Katia Roux : « Red Wolf » scanne le visage des Palestiniens et Palestiniennes qui arrivent aux points de contrôle militaire. Ce système est relié à une autre base de données plus importante, qui contient des informations personnelles et des données biométriques concernant les Palestiniens, exclusivement. C’est une base de données uniquement pour les Palestiniens. Elle contient des informations comme leur photographie, mais aussi leur identité, l’identité de membres de leur famille, leur lieu de résidence… Ou encore s’ils sont recherchés pour être interrogés, par exemple. Ces données sont croisées avec la photo. Le système va ensuite décider si la personne peut passer ou non le point de contrôle. Si elle n’est pas connue ou qu’elle n’est pas dans la base de données, sa photographie va être ajoutée. En fonction des informations remontées, il sera décidé si elle est autorisée à franchir le poste de contrôle.

Avec « Red Wolf » la surveillance des Palestiniens est devenue un jeu, écrit Amnesty dans ce rapport. Pourquoi parlez-vous de « jeu » ? 

Elle est en réalité devenue un jeu aux dires des témoignages d’anciens soldats de l’armée israélienne. Ces derniers ont confié qu’ils étaient encouragés à prendre davantage de photos, à scanner le plus possible le visage des Palestiniens et Palestiniennes dans le but d’alimenter cette base de données. « Red Wolf » est très vraisemblablement connectée à d’autres systèmes comme « Blue Wolf ». Il s’agit d’une application installée sur les téléphones portables et les tablettes des membres de l’armée israélienne et qui leur permet de scanner les visages, et ce, pas uniquement aux postes de contrôles pour le coup, mais aussi, par exemple, dans les habitations des Palestiniens et Palestiniennes. Ce faisant, ils alimentent une autre base de données, encore plus grande : « Wolf Pack », qui rassemble toutes ces données biométriques et personnelles. C’est devenu un jeu parce qu’en réalité, il y a un classement et des récompenses pour les unités qui alimentent le plus ces bases de données et qui fournissent le plus de photos de Palestiniens et Palestiniennes. 

Ce rapport est intitulé « Automated Apartheid », c’est-à-dire « Apartheid automatisé ». Il reprend le terme d’apartheid qu’Amnesty a utilisé l’an dernier dans un autre rapport pour dénoncer la politique d’Israël à l’égard des Palestiniens. Cette surveillance renforce-t-elle à vos yeux ce que vous dénonciez l’an dernier comme une ségrégation ?

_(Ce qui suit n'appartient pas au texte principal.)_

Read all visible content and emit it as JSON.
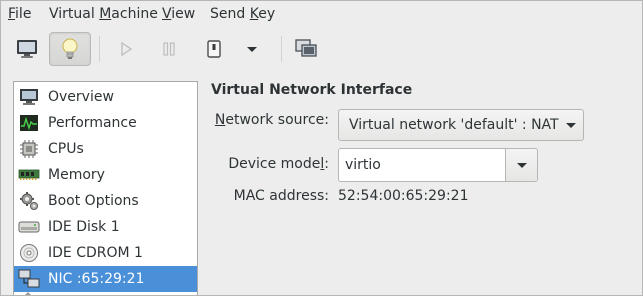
{
  "menubar": {
    "file": {
      "mnemonic": "F",
      "rest": "ile"
    },
    "virtual_machine": {
      "pre": "Virtual ",
      "mnemonic": "M",
      "rest": "achine"
    },
    "view": {
      "mnemonic": "V",
      "rest": "iew"
    },
    "send_key": {
      "pre": "Send ",
      "mnemonic": "K",
      "rest": "ey"
    }
  },
  "toolbar": {
    "icons": [
      "console-icon",
      "details-lightbulb-icon",
      "run-icon",
      "pause-icon",
      "shutdown-icon",
      "shutdown-menu-icon",
      "fullscreen-icon"
    ],
    "active": "details-lightbulb-icon"
  },
  "sidebar": {
    "items": [
      {
        "label": "Overview",
        "icon": "monitor-icon"
      },
      {
        "label": "Performance",
        "icon": "performance-graph-icon"
      },
      {
        "label": "CPUs",
        "icon": "cpu-chip-icon"
      },
      {
        "label": "Memory",
        "icon": "memory-module-icon"
      },
      {
        "label": "Boot Options",
        "icon": "boot-gear-icon"
      },
      {
        "label": "IDE Disk 1",
        "icon": "hard-disk-icon"
      },
      {
        "label": "IDE CDROM 1",
        "icon": "cdrom-icon"
      },
      {
        "label": "NIC :65:29:21",
        "icon": "network-icon"
      }
    ],
    "selected_index": 7
  },
  "main": {
    "title": "Virtual Network Interface",
    "network_source": {
      "label_mnemonic": "N",
      "label_rest": "etwork source:",
      "value": "Virtual network 'default' : NAT"
    },
    "device_model": {
      "label_pre": "Device mode",
      "label_mnemonic": "l",
      "label_post": ":",
      "value": "virtio"
    },
    "mac_address": {
      "label": "MAC address:",
      "value": "52:54:00:65:29:21"
    }
  },
  "colors": {
    "window_bg": "#ededed",
    "selection": "#4a90d9",
    "text": "#2e3436"
  }
}
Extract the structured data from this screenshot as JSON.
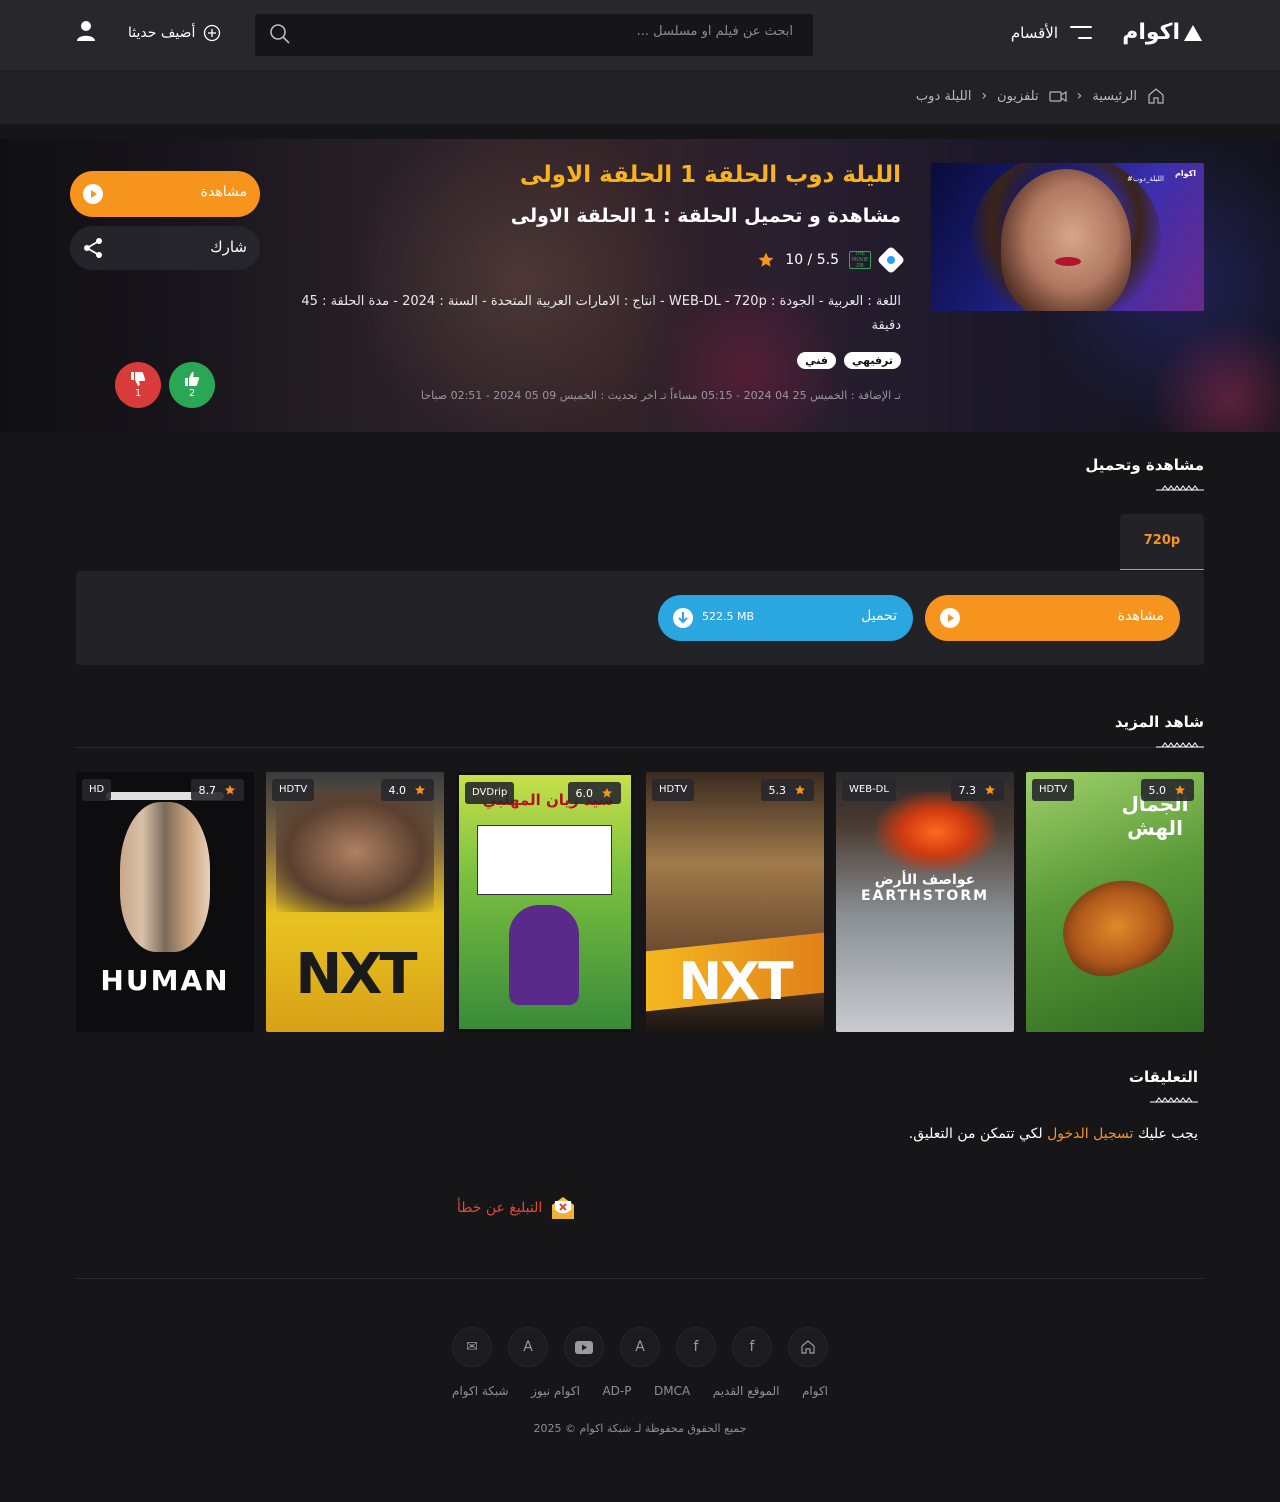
{
  "header": {
    "logo_text": "اكوام",
    "categories_label": "الأقسام",
    "search_placeholder": "ابحث عن فيلم او مسلسل ...",
    "recently_added_label": "أضيف حديثا"
  },
  "breadcrumb": [
    "الرئيسية",
    "تلفزيون",
    "الليلة دوب"
  ],
  "hero": {
    "poster_logo": "اكوام",
    "poster_tag": "#الليلة_دوب",
    "title": "الليلة دوب الحلقة 1 الحلقة الاولى",
    "subtitle": "مشاهدة و تحميل الحلقة : 1 الحلقة الاولى",
    "rating": "5.5 / 10",
    "imdb_badge": "THE MOVIE DB",
    "details": "اللغة : العربية - الجودة : WEB-DL - 720p - انتاج : الامارات العربية المتحدة - السنة : 2024 - مدة الحلقة : 45 دقيقة",
    "genres": [
      "ترفيهي",
      "فني"
    ],
    "dates": "تـ الإضافة : الخميس 25 04 2024 - 05:15 مساءاً تـ اخر تحديث : الخميس 09 05 2024 - 02:51 صباحا",
    "watch_label": "مشاهدة",
    "share_label": "شارك",
    "likes": "2",
    "dislikes": "1"
  },
  "download_section": {
    "title": "مشاهدة وتحميل",
    "quality_tab": "720p",
    "watch_label": "مشاهدة",
    "download_label": "تحميل",
    "file_size": "522.5 MB"
  },
  "more_section": {
    "title": "شاهد المزيد",
    "cards": [
      {
        "rating": "5.0",
        "quality": "HDTV",
        "poster_text": "الجمال الهش",
        "bg": "#6aa34a"
      },
      {
        "rating": "7.3",
        "quality": "WEB-DL",
        "poster_text": "عواصف الأرض EARTHSTORM",
        "bg": "#6d7478"
      },
      {
        "rating": "5.3",
        "quality": "HDTV",
        "poster_text": "NXT",
        "bg": "#8a6a2a"
      },
      {
        "rating": "6.0",
        "quality": "DVDrip",
        "poster_text": "سيد زيان المهلبي",
        "bg": "#4aa33a"
      },
      {
        "rating": "4.0",
        "quality": "HDTV",
        "poster_text": "NXT",
        "bg": "#c89a20"
      },
      {
        "rating": "8.7",
        "quality": "HD",
        "poster_text": "HUMAN",
        "bg": "#111114"
      }
    ]
  },
  "comments": {
    "title": "التعليقات",
    "note_prefix": "يجب عليك",
    "login_link": "تسجيل الدخول",
    "note_suffix": "لكي تتمكن من التعليق."
  },
  "report_label": "التبليغ عن خطأ",
  "footer": {
    "links": [
      "اكوام",
      "الموقع القديم",
      "DMCA",
      "AD-P",
      "اكوام نيوز",
      "شبكة اكوام"
    ],
    "copyright": "جميع الحقوق محفوظة لـ شبكة اكوام © 2025"
  },
  "colors": {
    "accent": "#f7941d",
    "title_yellow": "#f7b21c",
    "download_blue": "#2aa7e0",
    "like_green": "#2aa655",
    "dislike_red": "#d93a3a"
  }
}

Absolument. C’est d’ailleurs une des conclusions les plus importantes de ce rapport. Il montre que les autorités israéliennes utilisent largement la technologie de reconnaissance faciale dans des zones clés des Territoires palestiniens occupés afin de précisément renforcer leur domination sur les Palestiniens, et, de maintenir le système d’apartheid en place. Il faut bien comprendre que cette surveillance se fait dans un contexte de restriction très forte de la liberté de mouvement. Et ce dans le cadre d’une volonté délibérée des autorités israéliennes de créer un environnement hostile aux Palestiniens. Il s’agit donc de renforcer la domination, de renforcer le contrôle, de renforcer la ségrégation. Et, in fine, le système d’apartheid aujourd’hui en place. 

C’est une violation de notre vie privée. Personne n’aimerait être surveillé constamment. Nous avons besoin d’une sorte de liberté.